What we do know is that emerging markets are having to contend with a tornado of different external headwinds, and these including persistent trade tensions that are adding further downside anxieties to economies that are reliant on resilient global demand. South Africa is just one of the many nations that is heavily exposed to the fears of another world recession arising at the turn of the next decade.
The problem that is not helping South Africa, or other emerging markets across the world by any means is that the latest Manufacturing PMIs across the world are confirming further contractions. South Korea, Japan, Taiwan, Malaysia, Russia, Poland, Turkey, Italy, Germany and the United Kingdom have all seen Manufacturing PMIs contracting in recent weeks.

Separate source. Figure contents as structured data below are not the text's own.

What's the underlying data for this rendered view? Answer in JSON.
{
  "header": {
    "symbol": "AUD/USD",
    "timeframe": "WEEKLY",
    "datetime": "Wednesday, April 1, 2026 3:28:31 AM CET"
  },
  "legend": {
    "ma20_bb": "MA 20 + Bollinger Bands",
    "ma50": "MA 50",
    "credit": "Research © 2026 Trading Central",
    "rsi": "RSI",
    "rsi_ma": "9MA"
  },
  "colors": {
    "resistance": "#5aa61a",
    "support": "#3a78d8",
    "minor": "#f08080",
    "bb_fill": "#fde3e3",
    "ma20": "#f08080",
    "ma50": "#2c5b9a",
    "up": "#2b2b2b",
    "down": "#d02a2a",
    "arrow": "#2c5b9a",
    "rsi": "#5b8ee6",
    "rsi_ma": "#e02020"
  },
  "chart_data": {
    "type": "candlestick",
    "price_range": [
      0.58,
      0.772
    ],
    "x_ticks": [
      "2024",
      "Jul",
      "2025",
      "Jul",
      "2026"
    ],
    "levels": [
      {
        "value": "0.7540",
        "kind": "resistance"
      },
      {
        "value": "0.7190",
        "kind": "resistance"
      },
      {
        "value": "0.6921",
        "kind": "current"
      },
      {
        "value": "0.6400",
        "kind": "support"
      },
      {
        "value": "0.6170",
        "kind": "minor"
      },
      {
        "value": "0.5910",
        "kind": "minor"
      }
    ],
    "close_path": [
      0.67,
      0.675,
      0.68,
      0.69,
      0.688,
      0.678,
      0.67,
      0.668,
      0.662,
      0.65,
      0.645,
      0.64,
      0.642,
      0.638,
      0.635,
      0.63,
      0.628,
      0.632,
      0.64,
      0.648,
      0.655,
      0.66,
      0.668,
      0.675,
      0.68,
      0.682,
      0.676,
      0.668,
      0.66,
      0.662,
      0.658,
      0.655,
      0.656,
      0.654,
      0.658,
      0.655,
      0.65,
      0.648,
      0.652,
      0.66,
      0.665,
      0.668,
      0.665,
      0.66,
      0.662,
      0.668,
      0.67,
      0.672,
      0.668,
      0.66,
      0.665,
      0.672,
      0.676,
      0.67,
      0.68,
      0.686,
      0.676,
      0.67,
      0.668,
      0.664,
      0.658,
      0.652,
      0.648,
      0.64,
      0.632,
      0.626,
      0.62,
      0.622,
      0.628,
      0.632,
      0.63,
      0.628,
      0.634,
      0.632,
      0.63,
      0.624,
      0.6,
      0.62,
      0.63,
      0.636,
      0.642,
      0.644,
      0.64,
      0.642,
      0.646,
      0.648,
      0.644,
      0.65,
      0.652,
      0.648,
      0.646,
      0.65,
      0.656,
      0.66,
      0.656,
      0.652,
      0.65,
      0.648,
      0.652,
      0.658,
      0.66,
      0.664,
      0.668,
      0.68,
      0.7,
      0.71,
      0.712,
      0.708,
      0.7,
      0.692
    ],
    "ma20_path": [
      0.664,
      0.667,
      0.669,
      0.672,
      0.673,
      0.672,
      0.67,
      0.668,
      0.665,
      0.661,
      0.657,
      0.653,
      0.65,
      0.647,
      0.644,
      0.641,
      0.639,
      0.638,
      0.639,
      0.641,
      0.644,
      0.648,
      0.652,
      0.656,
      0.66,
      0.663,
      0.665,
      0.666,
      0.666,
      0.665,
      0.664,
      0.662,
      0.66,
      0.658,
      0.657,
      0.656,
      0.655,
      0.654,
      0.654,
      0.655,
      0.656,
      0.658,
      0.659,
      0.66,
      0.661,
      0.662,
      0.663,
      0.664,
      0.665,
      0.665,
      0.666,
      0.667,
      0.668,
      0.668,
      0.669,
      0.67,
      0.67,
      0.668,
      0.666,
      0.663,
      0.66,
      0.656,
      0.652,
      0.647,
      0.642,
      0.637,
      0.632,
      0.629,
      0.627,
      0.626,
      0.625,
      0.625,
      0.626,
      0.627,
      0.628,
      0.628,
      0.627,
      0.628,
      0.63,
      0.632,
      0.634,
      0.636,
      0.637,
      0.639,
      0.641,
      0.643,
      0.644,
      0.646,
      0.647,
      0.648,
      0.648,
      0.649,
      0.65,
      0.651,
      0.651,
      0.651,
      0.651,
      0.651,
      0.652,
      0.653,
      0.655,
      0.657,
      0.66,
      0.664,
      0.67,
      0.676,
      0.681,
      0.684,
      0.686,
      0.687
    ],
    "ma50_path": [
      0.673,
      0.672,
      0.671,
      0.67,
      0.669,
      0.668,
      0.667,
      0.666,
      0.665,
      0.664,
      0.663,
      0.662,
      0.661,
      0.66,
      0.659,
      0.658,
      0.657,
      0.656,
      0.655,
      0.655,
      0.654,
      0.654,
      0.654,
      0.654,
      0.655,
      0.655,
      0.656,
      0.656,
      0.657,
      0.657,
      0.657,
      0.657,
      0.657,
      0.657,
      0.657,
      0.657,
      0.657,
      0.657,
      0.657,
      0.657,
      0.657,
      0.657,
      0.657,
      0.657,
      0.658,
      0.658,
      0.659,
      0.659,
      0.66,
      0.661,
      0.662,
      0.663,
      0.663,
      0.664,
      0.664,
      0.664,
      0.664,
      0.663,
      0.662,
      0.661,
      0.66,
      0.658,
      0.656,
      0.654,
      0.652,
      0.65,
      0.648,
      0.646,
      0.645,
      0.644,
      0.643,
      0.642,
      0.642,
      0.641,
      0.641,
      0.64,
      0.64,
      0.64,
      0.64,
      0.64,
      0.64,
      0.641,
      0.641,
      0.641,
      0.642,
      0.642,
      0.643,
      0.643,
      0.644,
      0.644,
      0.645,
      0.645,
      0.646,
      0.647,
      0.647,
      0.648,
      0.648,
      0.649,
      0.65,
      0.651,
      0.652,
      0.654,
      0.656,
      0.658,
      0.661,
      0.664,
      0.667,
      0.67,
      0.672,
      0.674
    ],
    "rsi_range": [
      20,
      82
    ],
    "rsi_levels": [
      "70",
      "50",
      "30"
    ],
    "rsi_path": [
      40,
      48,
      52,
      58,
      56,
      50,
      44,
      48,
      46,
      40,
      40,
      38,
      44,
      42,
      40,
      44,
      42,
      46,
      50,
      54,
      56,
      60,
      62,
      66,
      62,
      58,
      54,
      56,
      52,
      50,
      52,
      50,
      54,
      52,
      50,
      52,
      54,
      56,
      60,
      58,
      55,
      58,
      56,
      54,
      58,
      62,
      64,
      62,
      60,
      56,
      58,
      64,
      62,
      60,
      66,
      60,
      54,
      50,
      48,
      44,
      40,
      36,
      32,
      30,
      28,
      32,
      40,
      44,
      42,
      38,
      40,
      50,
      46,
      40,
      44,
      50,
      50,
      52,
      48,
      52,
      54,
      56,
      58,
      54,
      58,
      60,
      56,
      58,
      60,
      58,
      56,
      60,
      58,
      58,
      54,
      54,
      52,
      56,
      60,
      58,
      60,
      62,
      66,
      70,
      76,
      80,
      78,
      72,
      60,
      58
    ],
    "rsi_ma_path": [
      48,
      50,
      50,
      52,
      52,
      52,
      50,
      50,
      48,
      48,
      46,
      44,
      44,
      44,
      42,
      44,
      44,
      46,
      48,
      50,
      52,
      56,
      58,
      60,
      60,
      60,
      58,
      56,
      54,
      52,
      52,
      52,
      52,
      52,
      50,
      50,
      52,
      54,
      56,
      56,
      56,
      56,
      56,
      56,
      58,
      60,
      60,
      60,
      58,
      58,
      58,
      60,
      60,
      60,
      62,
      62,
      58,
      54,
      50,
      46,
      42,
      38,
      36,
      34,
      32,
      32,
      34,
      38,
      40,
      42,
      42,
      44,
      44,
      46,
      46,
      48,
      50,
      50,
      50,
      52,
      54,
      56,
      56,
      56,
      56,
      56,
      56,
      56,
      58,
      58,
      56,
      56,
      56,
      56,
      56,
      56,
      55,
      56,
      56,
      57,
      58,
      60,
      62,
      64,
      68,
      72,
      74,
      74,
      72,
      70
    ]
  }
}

This is a reliable signal that a coordinated world slowdown is close to arriving, and the GDP reading out of South Africa has reinforced these expectations further.
The headline reading that this is the largest quarterly drop in the South African economy in around 10 years is going to ring a number of different alarm bells across South Africa. But, before the reality of an impending world slowdown further pushes the button on another recession, the spotlight needs to turn towards what the South African Reserve Bank (SARB) can do to deflect the repercussions of an impending downturn.
The answer is simple – SARB have to cut interest rates. And they need to do it sooner, rather than later to not stand as victim of weakening global demand for goods. SARB do have the envy of other central banks at their hands in that they can ease monetary policy , should they chose to do so. Policymakers would need to get on with easing policy to reinvigorate domestic momentum through lower interest rates, in the hope of encouraging higher consumption. Otherwise the reality is that South Africa will remain exposed to external headwinds impacting demand for its goods, which is likely to be clamped down on even further as economic data releases globally confirm that a world slowdown is arriving.
South Africa is actually lucky in one sense. Its central bank has the flexibly to adopt an accommodative approach to a weakening world economy. This is something that the European Central Bank, Bank of England and even the Bank of Japan would wish to have. Even the Reserve Bank of Australia only cut interest rates to a new record-low at 1.25% overnight. How much further can Australia afford to lower interest rates? Even the Federal Reserve in the United States are under market expectations to put its car in reverse, after raising US interest rates as many as eight times in the past three years.